Festival Beauregard : c’était comment l’an passé

Mon édition 2016

Exercice nouveau pour moi, on va dire que ce post je l’ai gardé en tête toute une année. Trouvant l’idée intéressante d’annoncer une nouvelle édition d’un festival en se ravivant les souvenirs de la précédente.

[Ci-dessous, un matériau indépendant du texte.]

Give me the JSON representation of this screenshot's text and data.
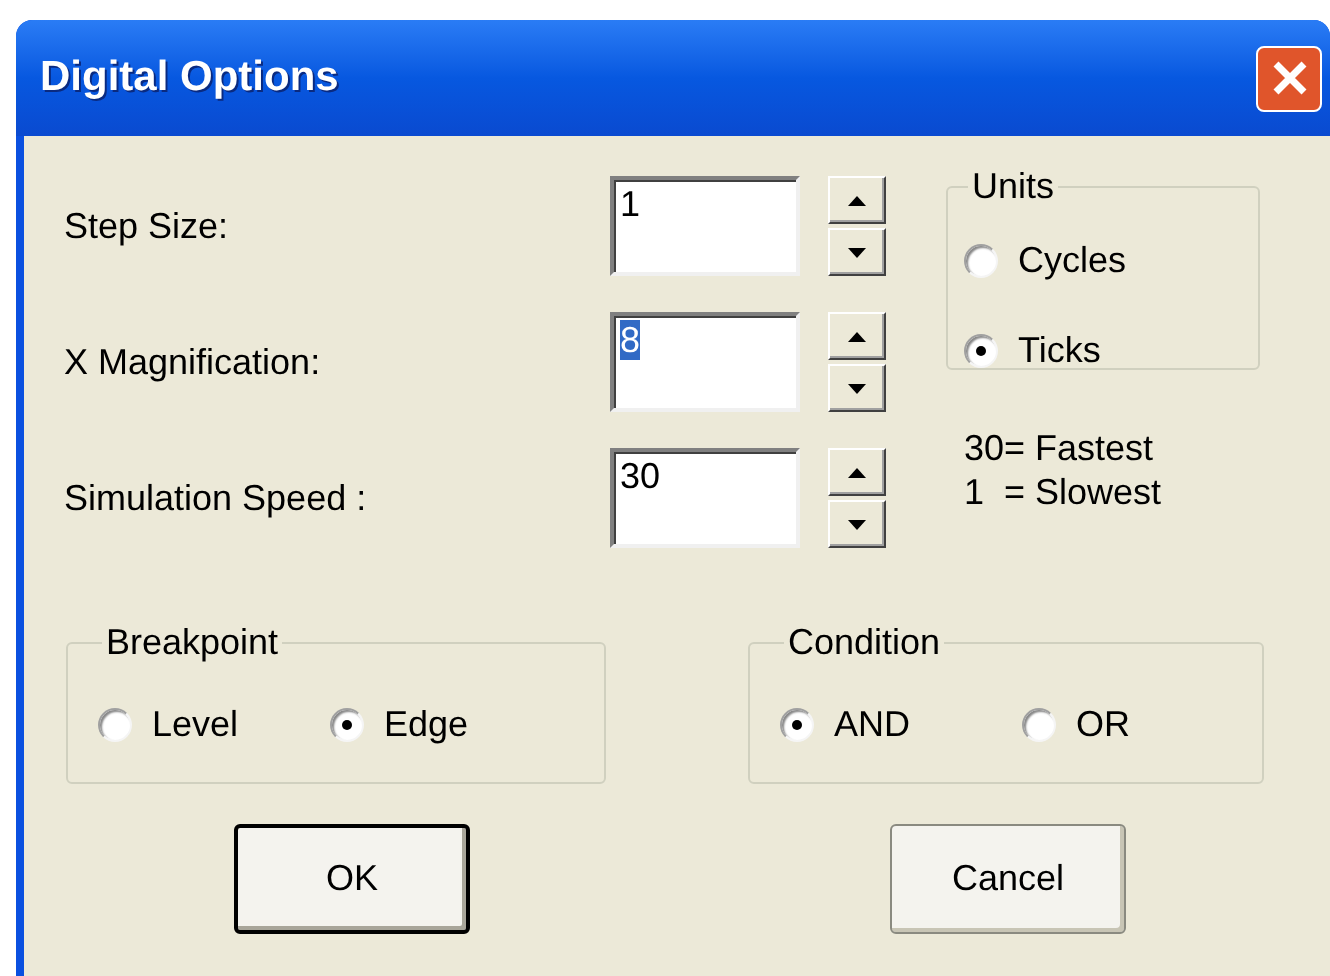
{
  "window": {
    "title": "Digital Options"
  },
  "fields": [
    {
      "label": "Step Size:",
      "value": "1",
      "selected": false
    },
    {
      "label": "X Magnification:",
      "value": "8",
      "selected": true
    },
    {
      "label": "Simulation Speed :",
      "value": "30",
      "selected": false
    }
  ],
  "units": {
    "title": "Units",
    "options": [
      {
        "label": "Cycles",
        "selected": false
      },
      {
        "label": "Ticks",
        "selected": true
      }
    ]
  },
  "speed_hint": [
    "30= Fastest",
    "1  = Slowest"
  ],
  "groups": [
    {
      "title": "Breakpoint",
      "options": [
        {
          "label": "Level",
          "selected": false
        },
        {
          "label": "Edge",
          "selected": true
        }
      ]
    },
    {
      "title": "Condition",
      "options": [
        {
          "label": "AND",
          "selected": true
        },
        {
          "label": "OR",
          "selected": false
        }
      ]
    }
  ],
  "buttons": [
    {
      "label": "OK",
      "default": true
    },
    {
      "label": "Cancel",
      "default": false
    }
  ]
}
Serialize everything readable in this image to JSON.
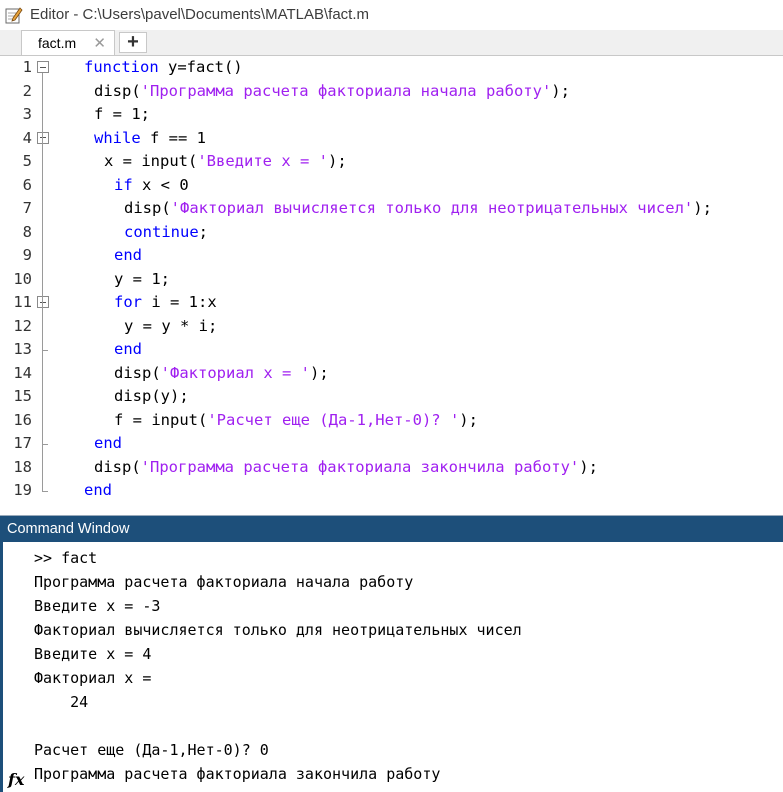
{
  "window": {
    "title": "Editor - C:\\Users\\pavel\\Documents\\MATLAB\\fact.m",
    "icon": "pencil-note-icon"
  },
  "tabs": [
    {
      "label": "fact.m",
      "close": "✕",
      "active": true
    }
  ],
  "add_tab_label": "+",
  "editor": {
    "lines": [
      {
        "num": "1",
        "indent": 0,
        "tokens": [
          [
            "kw",
            "function"
          ],
          [
            "plain",
            " y=fact()"
          ]
        ]
      },
      {
        "num": "2",
        "indent": 1,
        "tokens": [
          [
            "plain",
            "disp("
          ],
          [
            "str",
            "'Программа расчета факториала начала работу'"
          ],
          [
            "plain",
            ");"
          ]
        ]
      },
      {
        "num": "3",
        "indent": 1,
        "tokens": [
          [
            "plain",
            "f = 1;"
          ]
        ]
      },
      {
        "num": "4",
        "indent": 1,
        "tokens": [
          [
            "kw",
            "while"
          ],
          [
            "plain",
            " f == 1"
          ]
        ]
      },
      {
        "num": "5",
        "indent": 2,
        "tokens": [
          [
            "plain",
            "x = input("
          ],
          [
            "str",
            "'Введите x = '"
          ],
          [
            "plain",
            ");"
          ]
        ]
      },
      {
        "num": "6",
        "indent": 3,
        "tokens": [
          [
            "kw",
            "if"
          ],
          [
            "plain",
            " x < 0"
          ]
        ]
      },
      {
        "num": "7",
        "indent": 4,
        "tokens": [
          [
            "plain",
            "disp("
          ],
          [
            "str",
            "'Факториал вычисляется только для неотрицательных чисел'"
          ],
          [
            "plain",
            ");"
          ]
        ]
      },
      {
        "num": "8",
        "indent": 4,
        "tokens": [
          [
            "kw",
            "continue"
          ],
          [
            "plain",
            ";"
          ]
        ]
      },
      {
        "num": "9",
        "indent": 3,
        "tokens": [
          [
            "kw",
            "end"
          ]
        ]
      },
      {
        "num": "10",
        "indent": 3,
        "tokens": [
          [
            "plain",
            "y = 1;"
          ]
        ]
      },
      {
        "num": "11",
        "indent": 3,
        "tokens": [
          [
            "kw",
            "for"
          ],
          [
            "plain",
            " i = 1:x"
          ]
        ]
      },
      {
        "num": "12",
        "indent": 4,
        "tokens": [
          [
            "plain",
            "y = y * i;"
          ]
        ]
      },
      {
        "num": "13",
        "indent": 3,
        "tokens": [
          [
            "kw",
            "end"
          ]
        ]
      },
      {
        "num": "14",
        "indent": 3,
        "tokens": [
          [
            "plain",
            "disp("
          ],
          [
            "str",
            "'Факториал x = '"
          ],
          [
            "plain",
            ");"
          ]
        ]
      },
      {
        "num": "15",
        "indent": 3,
        "tokens": [
          [
            "plain",
            "disp(y);"
          ]
        ]
      },
      {
        "num": "16",
        "indent": 3,
        "tokens": [
          [
            "plain",
            "f = input("
          ],
          [
            "str",
            "'Расчет еще (Да-1,Нет-0)? '"
          ],
          [
            "plain",
            ");"
          ]
        ]
      },
      {
        "num": "17",
        "indent": 1,
        "tokens": [
          [
            "kw",
            "end"
          ]
        ]
      },
      {
        "num": "18",
        "indent": 1,
        "tokens": [
          [
            "plain",
            "disp("
          ],
          [
            "str",
            "'Программа расчета факториала закончила работу'"
          ],
          [
            "plain",
            ");"
          ]
        ]
      },
      {
        "num": "19",
        "indent": 0,
        "tokens": [
          [
            "kw",
            "end"
          ]
        ]
      }
    ]
  },
  "command_window": {
    "title": "Command Window",
    "lines": [
      ">> fact",
      "Программа расчета факториала начала работу",
      "Введите x = -3",
      "Факториал вычисляется только для неотрицательных чисел",
      "Введите x = 4",
      "Факториал x =",
      "    24",
      "",
      "Расчет еще (Да-1,Нет-0)? 0",
      "Программа расчета факториала закончила работу"
    ],
    "prompt_icon": "fx"
  },
  "colors": {
    "keyword": "#0000ff",
    "string": "#a020f0",
    "header_bg": "#1d4f7a"
  }
}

C’était la joie pour moi d’y aller, je suis venue au festival Beauregard pour la première fois totalement seule, me faisant bien des mourrons avant de m’amuser (finalement) et faire des rencontres qui ne sont pas encore oubliées aujourd’hui… Là je savais que j’allais être bien entourée. Professionnellement c’est un festival qui m’a appris à oser les crash-barrière (là où sont de nombreux photographes au début des concerts, tout devant), à voir comment les plus grands médias travaillent (le meilleur vrai espace presse que j’ai connu). Et puis personnellement, quelques jours après cette édition 2016 je déménageais dans la région. Forcément ça attire de la fierté d’avoir cette « petite animation » comme ça dans le coin tous les ans. Pour tout ça je l’ai dans le cœur ce festival.

Jour 1, échauffements

C’est délicat, j’ai fais état sur papier de mes « meilleurs et pires » souvenirs. Le jour 1 c’est là où l’on retrouve le pire, mais juste pour un concert… C’était pendant les Brian Jonestown Massacre, j’ai finis le set en les appelant les « papis ». Le temps était gris, il y avait de la pluie fine, c’était le début, 18h00, tout le monde est dans l’attente de la fête. Bon, je sens chez moi de la déception, je me suis ennuyée, déçue par leur échange avec nous. Ils étaient dans leur monde. Pour équilibrer ça, nous menons ensuite une interview avec les N U I T, on discute presque trop longtemps, ils ont gagné un tremplin pour jouer ici. Leur concert n’était pas évident (débuter, météo maussade…) mais ils en ressortaient avec une énergie qui s’est communiquée à nous ! Là ça démarre vraiment, je retrouve mes repères et c’est parti pour une soirée qui bouscule entre les Chemical Brothers et The Shoes.

Jour 2, explosions

Une furie ! Je suis prête dès le début d’après-midi pour me rendre sur le site du château, en plus il fait super beau. C’est pas la même réjouissance pour mes proches qui ont besoin d’encore un peu de repos… On arrive vers les 17-18h je loupe : The Horrors et mes adorés Naïve New Beaters (si importants dans les débuts d’Engine Your Sound).  Ça n’entame pas moins mon enthousiasme car ce soir-là je verrais mon groupe favoris de tous les temps : The Kills. Avant je découvre avec des amis avertis Robert Plant, un moment d’émotions de les voir kiffer autant (le public était tout pareil que mon échantillonnage). Les Kills étaient en forme, c’était tellement bien… Nous étions tout devant pour témoigner de leurs yeux qui pétillent, de leur rock et sensualité qu’ils dégagent à la seconde. C’est complice, forcément beau, presque sexuel. Cette deuxième journée était idéale, j’ai vraiment fait du « festival » à enchainer des concerts palpitants.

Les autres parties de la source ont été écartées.